4. Various inside clinic
++SOUNDBITE PARTIALLY OVERLAID++
5. SOUNDBITE (English) Dr. Katie McHugh, abortion provider:
"people who get abortions, people who choose an abortion as their choice for their pregnancy, choose abortion because of some reason. And most of the time, we know from from literature, most of the time that is because of finances. Most of the time when people find themselves pregnant and can't, can't conceive of continuing the pregnancy, it is because they can't conceive of affording to expand their family."
6. Close of recovery room sign
++SOUNDBITE PARTIALLY OVERLAID++
7. SOUNDBITE (English) Dr. Katie McHugh, abortion provider:
"I feel incredibly relieved that we are able to provide health care again. It's also a stressful time simply given that because we banned abortion more than a week ago now in Indiana, it is a time where we're having to rehire or newly hire staff in order to provide this medical care."

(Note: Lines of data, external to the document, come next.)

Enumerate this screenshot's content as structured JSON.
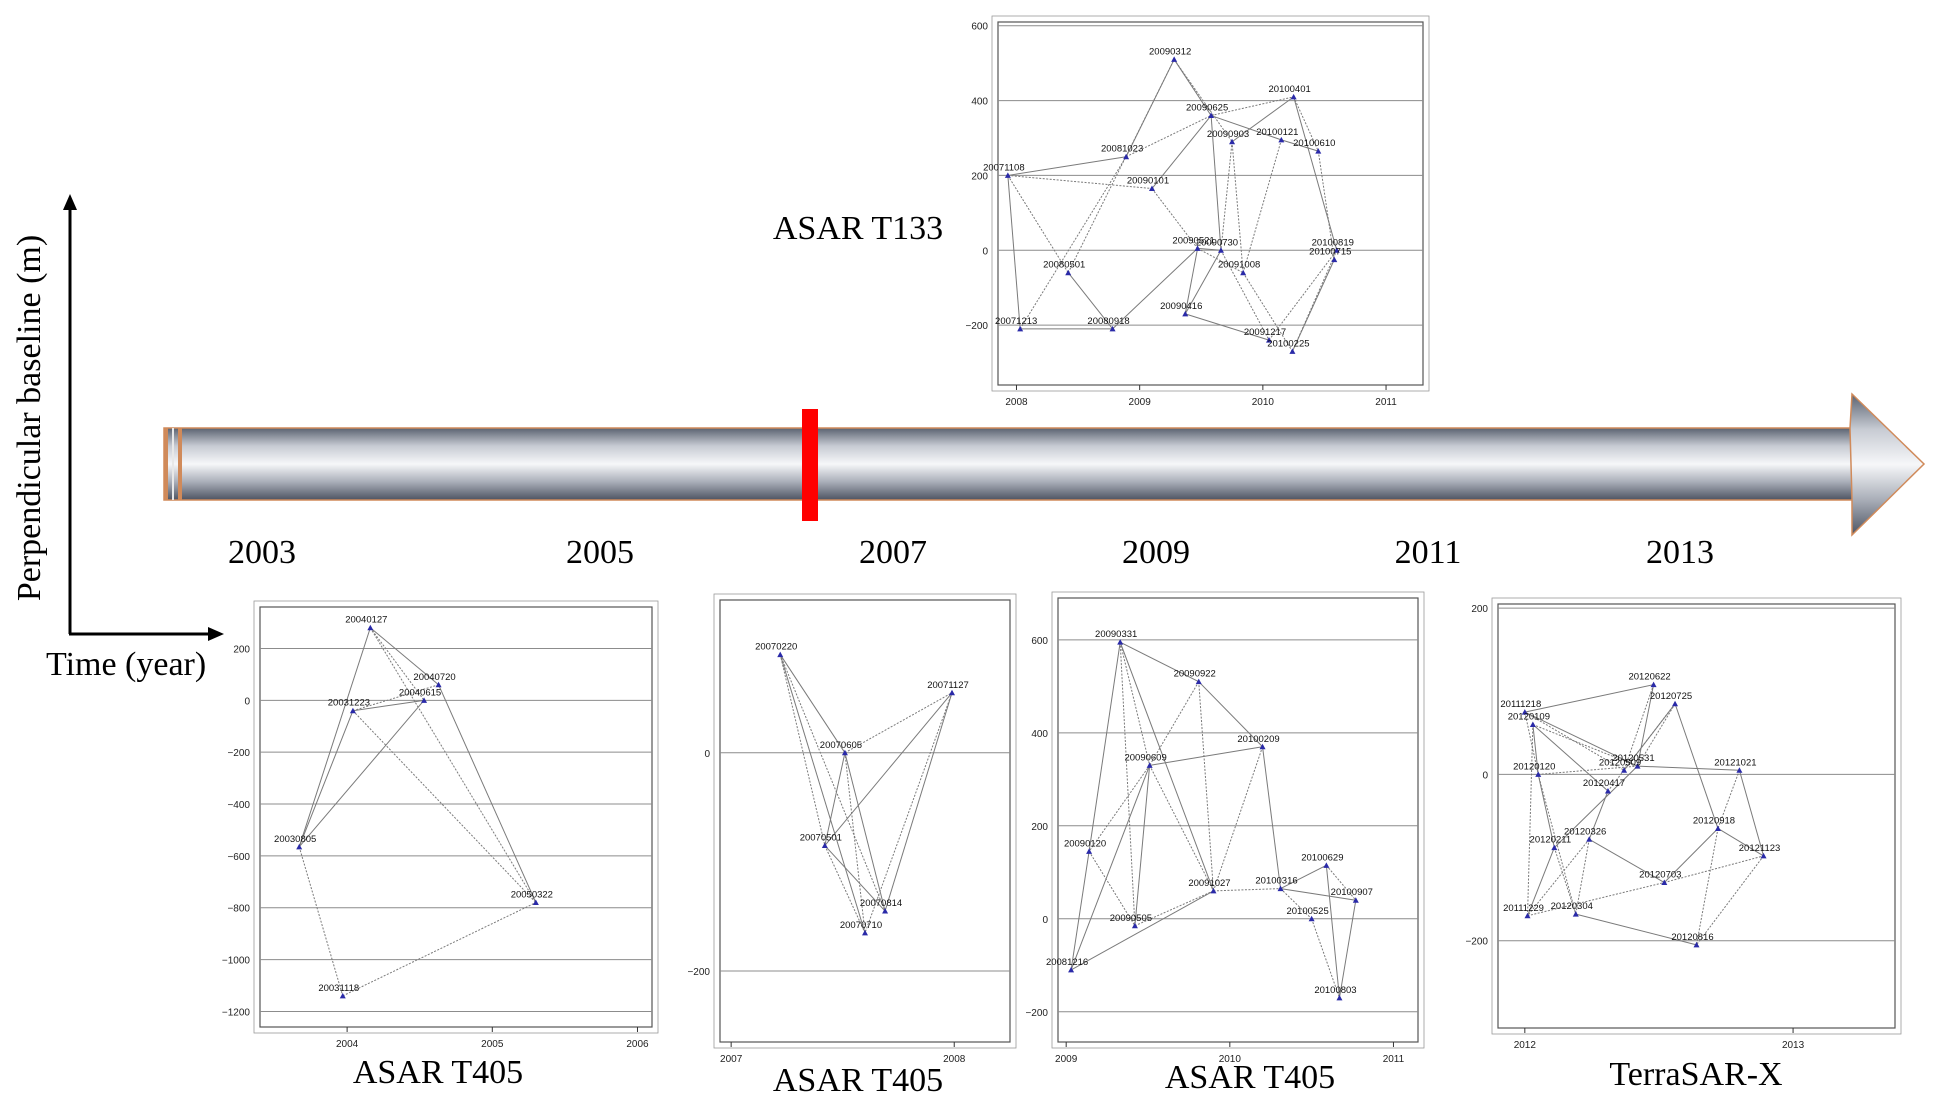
{
  "axis_labels": {
    "y": "Perpendicular baseline (m)",
    "x": "Time (year)"
  },
  "timeline": {
    "years": [
      "2003",
      "2005",
      "2007",
      "2009",
      "2011",
      "2013"
    ],
    "marker_color": "#ff0000"
  },
  "colors": {
    "point": "#2a2aa8",
    "grid": "#8c8c8c",
    "edge": "#7a7a7a"
  },
  "chart_data": [
    {
      "id": "t133",
      "type": "scatter",
      "label": "ASAR T133",
      "xlim": [
        2007.85,
        2011.3
      ],
      "ylim": [
        -360,
        610
      ],
      "yticks": [
        -200,
        0,
        200,
        400,
        600
      ],
      "xticks": [
        2008,
        2009,
        2010,
        2011
      ],
      "grid": "horizontal",
      "points": [
        {
          "name": "20090312",
          "x": 2009.28,
          "y": 510
        },
        {
          "name": "20100401",
          "x": 2010.25,
          "y": 410
        },
        {
          "name": "20090625",
          "x": 2009.58,
          "y": 360
        },
        {
          "name": "20090903",
          "x": 2009.75,
          "y": 290
        },
        {
          "name": "20100121",
          "x": 2010.15,
          "y": 295
        },
        {
          "name": "20100610",
          "x": 2010.45,
          "y": 265
        },
        {
          "name": "20081023",
          "x": 2008.89,
          "y": 250
        },
        {
          "name": "20071108",
          "x": 2007.93,
          "y": 200
        },
        {
          "name": "20090101",
          "x": 2009.1,
          "y": 165
        },
        {
          "name": "20090521",
          "x": 2009.47,
          "y": 5
        },
        {
          "name": "20090730",
          "x": 2009.66,
          "y": 0
        },
        {
          "name": "20100819",
          "x": 2010.6,
          "y": 0
        },
        {
          "name": "20100715",
          "x": 2010.58,
          "y": -25
        },
        {
          "name": "20091008",
          "x": 2009.84,
          "y": -60
        },
        {
          "name": "20080501",
          "x": 2008.42,
          "y": -60
        },
        {
          "name": "20090416",
          "x": 2009.37,
          "y": -170
        },
        {
          "name": "20071213",
          "x": 2008.03,
          "y": -210
        },
        {
          "name": "20080918",
          "x": 2008.78,
          "y": -210
        },
        {
          "name": "20091217",
          "x": 2010.05,
          "y": -240
        },
        {
          "name": "20100225",
          "x": 2010.24,
          "y": -270
        }
      ],
      "edges": [
        [
          "20071108",
          "20071213"
        ],
        [
          "20071108",
          "20080501"
        ],
        [
          "20071108",
          "20081023"
        ],
        [
          "20071108",
          "20090101"
        ],
        [
          "20071213",
          "20080918"
        ],
        [
          "20071213",
          "20081023"
        ],
        [
          "20080501",
          "20080918"
        ],
        [
          "20080501",
          "20090312"
        ],
        [
          "20081023",
          "20090312"
        ],
        [
          "20081023",
          "20090625"
        ],
        [
          "20090101",
          "20090625"
        ],
        [
          "20090101",
          "20090521"
        ],
        [
          "20090312",
          "20090625"
        ],
        [
          "20090312",
          "20090903"
        ],
        [
          "20090625",
          "20090730"
        ],
        [
          "20090625",
          "20100401"
        ],
        [
          "20090625",
          "20100121"
        ],
        [
          "20090903",
          "20090730"
        ],
        [
          "20090903",
          "20100401"
        ],
        [
          "20090903",
          "20091008"
        ],
        [
          "20100121",
          "20100610"
        ],
        [
          "20100401",
          "20100610"
        ],
        [
          "20100401",
          "20100819"
        ],
        [
          "20100610",
          "20100715"
        ],
        [
          "20090521",
          "20090730"
        ],
        [
          "20090521",
          "20091008"
        ],
        [
          "20090521",
          "20090416"
        ],
        [
          "20090730",
          "20091217"
        ],
        [
          "20090730",
          "20090416"
        ],
        [
          "20091008",
          "20100225"
        ],
        [
          "20090416",
          "20091217"
        ],
        [
          "20091217",
          "20100819"
        ],
        [
          "20100225",
          "20100715"
        ],
        [
          "20100225",
          "20100819"
        ],
        [
          "20080918",
          "20090521"
        ],
        [
          "20091008",
          "20100121"
        ]
      ]
    },
    {
      "id": "t405a",
      "type": "scatter",
      "label": "ASAR T405",
      "xlim": [
        2003.4,
        2006.1
      ],
      "ylim": [
        -1260,
        360
      ],
      "yticks": [
        -1200,
        -1000,
        -800,
        -600,
        -400,
        -200,
        0,
        200
      ],
      "xticks": [
        2004,
        2005,
        2006
      ],
      "grid": "horizontal",
      "points": [
        {
          "name": "20040127",
          "x": 2004.16,
          "y": 280
        },
        {
          "name": "20040720",
          "x": 2004.63,
          "y": 60
        },
        {
          "name": "20040615",
          "x": 2004.53,
          "y": 0
        },
        {
          "name": "20031223",
          "x": 2004.04,
          "y": -40
        },
        {
          "name": "20030805",
          "x": 2003.67,
          "y": -565
        },
        {
          "name": "20050322",
          "x": 2005.3,
          "y": -780
        },
        {
          "name": "20031118",
          "x": 2003.97,
          "y": -1140
        }
      ],
      "edges": [
        [
          "20040127",
          "20040720"
        ],
        [
          "20040127",
          "20040615"
        ],
        [
          "20040127",
          "20030805"
        ],
        [
          "20040127",
          "20050322"
        ],
        [
          "20031223",
          "20040615"
        ],
        [
          "20031223",
          "20040720"
        ],
        [
          "20031223",
          "20030805"
        ],
        [
          "20031223",
          "20050322"
        ],
        [
          "20030805",
          "20040615"
        ],
        [
          "20030805",
          "20031118"
        ],
        [
          "20040720",
          "20050322"
        ],
        [
          "20031118",
          "20050322"
        ]
      ]
    },
    {
      "id": "t405b",
      "type": "scatter",
      "label": "ASAR T405",
      "xlim": [
        2006.95,
        2008.25
      ],
      "ylim": [
        -265,
        140
      ],
      "yticks": [
        -200,
        0
      ],
      "xticks": [
        2007,
        2008
      ],
      "grid": "horizontal",
      "points": [
        {
          "name": "20070220",
          "x": 2007.22,
          "y": 90
        },
        {
          "name": "20071127",
          "x": 2007.99,
          "y": 55
        },
        {
          "name": "20070605",
          "x": 2007.51,
          "y": 0
        },
        {
          "name": "20070501",
          "x": 2007.42,
          "y": -85
        },
        {
          "name": "20070814",
          "x": 2007.69,
          "y": -145
        },
        {
          "name": "20070710",
          "x": 2007.6,
          "y": -165
        }
      ],
      "edges": [
        [
          "20070220",
          "20070605"
        ],
        [
          "20070220",
          "20070501"
        ],
        [
          "20070220",
          "20070710"
        ],
        [
          "20070220",
          "20070814"
        ],
        [
          "20070605",
          "20070501"
        ],
        [
          "20070605",
          "20070710"
        ],
        [
          "20070605",
          "20070814"
        ],
        [
          "20070605",
          "20071127"
        ],
        [
          "20070501",
          "20071127"
        ],
        [
          "20070501",
          "20070710"
        ],
        [
          "20070501",
          "20070814"
        ],
        [
          "20071127",
          "20070710"
        ],
        [
          "20071127",
          "20070814"
        ]
      ]
    },
    {
      "id": "t405c",
      "type": "scatter",
      "label": "ASAR T405",
      "xlim": [
        2008.95,
        2011.15
      ],
      "ylim": [
        -265,
        690
      ],
      "yticks": [
        -200,
        0,
        200,
        400,
        600
      ],
      "xticks": [
        2009,
        2010,
        2011
      ],
      "grid": "horizontal",
      "points": [
        {
          "name": "20090331",
          "x": 2009.33,
          "y": 595
        },
        {
          "name": "20090922",
          "x": 2009.81,
          "y": 510
        },
        {
          "name": "20100209",
          "x": 2010.2,
          "y": 370
        },
        {
          "name": "20090609",
          "x": 2009.51,
          "y": 330
        },
        {
          "name": "20090120",
          "x": 2009.14,
          "y": 145
        },
        {
          "name": "20100629",
          "x": 2010.59,
          "y": 115
        },
        {
          "name": "20100316",
          "x": 2010.31,
          "y": 65
        },
        {
          "name": "20091027",
          "x": 2009.9,
          "y": 60
        },
        {
          "name": "20100907",
          "x": 2010.77,
          "y": 40
        },
        {
          "name": "20100525",
          "x": 2010.5,
          "y": 0
        },
        {
          "name": "20090505",
          "x": 2009.42,
          "y": -15
        },
        {
          "name": "20081216",
          "x": 2009.03,
          "y": -110
        },
        {
          "name": "20100803",
          "x": 2010.67,
          "y": -170
        }
      ],
      "edges": [
        [
          "20090331",
          "20090922"
        ],
        [
          "20090331",
          "20090609"
        ],
        [
          "20090331",
          "20090120"
        ],
        [
          "20090331",
          "20090505"
        ],
        [
          "20090331",
          "20091027"
        ],
        [
          "20090922",
          "20090609"
        ],
        [
          "20090922",
          "20100209"
        ],
        [
          "20090922",
          "20091027"
        ],
        [
          "20090609",
          "20100209"
        ],
        [
          "20090609",
          "20090120"
        ],
        [
          "20090609",
          "20090505"
        ],
        [
          "20090609",
          "20091027"
        ],
        [
          "20090609",
          "20081216"
        ],
        [
          "20090120",
          "20090505"
        ],
        [
          "20090120",
          "20081216"
        ],
        [
          "20100209",
          "20091027"
        ],
        [
          "20100209",
          "20100316"
        ],
        [
          "20091027",
          "20100316"
        ],
        [
          "20091027",
          "20081216"
        ],
        [
          "20091027",
          "20090505"
        ],
        [
          "20100316",
          "20100629"
        ],
        [
          "20100316",
          "20100525"
        ],
        [
          "20100316",
          "20100907"
        ],
        [
          "20100629",
          "20100907"
        ],
        [
          "20100629",
          "20100803"
        ],
        [
          "20100525",
          "20100803"
        ],
        [
          "20100907",
          "20100803"
        ]
      ]
    },
    {
      "id": "tsx",
      "type": "scatter",
      "label": "TerraSAR-X",
      "xlim": [
        2011.9,
        2013.38
      ],
      "ylim": [
        -305,
        205
      ],
      "yticks": [
        -200,
        0,
        200
      ],
      "xticks": [
        2012,
        2013
      ],
      "grid": "horizontal",
      "points": [
        {
          "name": "20120622",
          "x": 2012.48,
          "y": 108
        },
        {
          "name": "20111218",
          "x": 2012.0,
          "y": 75
        },
        {
          "name": "20120725",
          "x": 2012.56,
          "y": 85
        },
        {
          "name": "20120109",
          "x": 2012.03,
          "y": 60
        },
        {
          "name": "20120531",
          "x": 2012.42,
          "y": 10
        },
        {
          "name": "20120509",
          "x": 2012.37,
          "y": 5
        },
        {
          "name": "20120120",
          "x": 2012.05,
          "y": 0
        },
        {
          "name": "20121021",
          "x": 2012.8,
          "y": 5
        },
        {
          "name": "20120417",
          "x": 2012.31,
          "y": -20
        },
        {
          "name": "20120918",
          "x": 2012.72,
          "y": -65
        },
        {
          "name": "20120326",
          "x": 2012.24,
          "y": -78
        },
        {
          "name": "20120211",
          "x": 2012.11,
          "y": -88
        },
        {
          "name": "20121123",
          "x": 2012.89,
          "y": -98
        },
        {
          "name": "20120703",
          "x": 2012.52,
          "y": -130
        },
        {
          "name": "20111229",
          "x": 2012.01,
          "y": -170
        },
        {
          "name": "20120304",
          "x": 2012.19,
          "y": -168
        },
        {
          "name": "20120816",
          "x": 2012.64,
          "y": -205
        }
      ],
      "edges": [
        [
          "20111218",
          "20120622"
        ],
        [
          "20111218",
          "20120509"
        ],
        [
          "20111218",
          "20120531"
        ],
        [
          "20111218",
          "20120120"
        ],
        [
          "20120109",
          "20120417"
        ],
        [
          "20120109",
          "20120531"
        ],
        [
          "20120109",
          "20120120"
        ],
        [
          "20120109",
          "20111229"
        ],
        [
          "20120622",
          "20120531"
        ],
        [
          "20120622",
          "20120509"
        ],
        [
          "20120725",
          "20120509"
        ],
        [
          "20120725",
          "20120531"
        ],
        [
          "20120725",
          "20120918"
        ],
        [
          "20120725",
          "20120417"
        ],
        [
          "20120531",
          "20121021"
        ],
        [
          "20120120",
          "20120531"
        ],
        [
          "20120120",
          "20120211"
        ],
        [
          "20120120",
          "20120304"
        ],
        [
          "20120417",
          "20120326"
        ],
        [
          "20120326",
          "20111229"
        ],
        [
          "20120326",
          "20120703"
        ],
        [
          "20120326",
          "20120304"
        ],
        [
          "20120211",
          "20111229"
        ],
        [
          "20120211",
          "20120304"
        ],
        [
          "20120211",
          "20120531"
        ],
        [
          "20111229",
          "20120703"
        ],
        [
          "20120703",
          "20120918"
        ],
        [
          "20120703",
          "20121123"
        ],
        [
          "20120918",
          "20121123"
        ],
        [
          "20120918",
          "20120816"
        ],
        [
          "20121021",
          "20121123"
        ],
        [
          "20121123",
          "20120816"
        ],
        [
          "20120304",
          "20120816"
        ],
        [
          "20121021",
          "20120918"
        ]
      ]
    }
  ]
}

8. Wide inside procedure room
STORYLINE:
With Indiana's abortion ban temporarily on hold, Women's Med and other Indiana abortion clinics resumed seeing patients on Friday while anticipating further change amid mercurial abortion access in the country following the U.S. Supreme Court's June decision overturning Roe v. Wade.
Hours after Owen County Judge Kelsey Hanlon on Thursday issued a preliminary injunction against Indiana's abortion ban, the state filed a promised appeal and motion asking the state's high court to take up the case.
Dr. Katie McHugh, an Indiana abortion provider, says "This judge is responding to the need of people, the very real in the moment need of the people in Indiana for health care. She is also responding to what she believes is a Constitutional protection to privacy, and this health care decision falls within that Constitutional protection."
Under Indiana's ban, which has exceptions, abortion clinics would have lost their licenses and been prohibited from providing any abortion care, leaving such services solely to hospitals or outpatient surgical centers owned by hospitals.
The ban also only permits abortions in cases of rape and incest before 10-weeks post-fertilization; to protect the life and physical health of the patient; or if a fetus is diagnosed with a lethal anomaly.
Hanlon wrote "there is reasonable likelihood that this significant restriction of personal autonomy offends the liberty guarantees of the Indiana Constitution" and that the clinics will prevail in the lawsuit. The order prevents the state from enforcing the ban pending a trial on the merits of the lawsuit.
With Indiana's law on hold, bans on abortion at any point in pregnancy are in place in 12 Republican-led states. In Wisconsin, clinics have stopped providing abortions amid litigation over whether an 1849 ban is in effect. Georgia bans abortions once fetal cardiac activity can be detected and Florida and Utah have bans that kick in after 15 and 18 weeks gestation, respectively.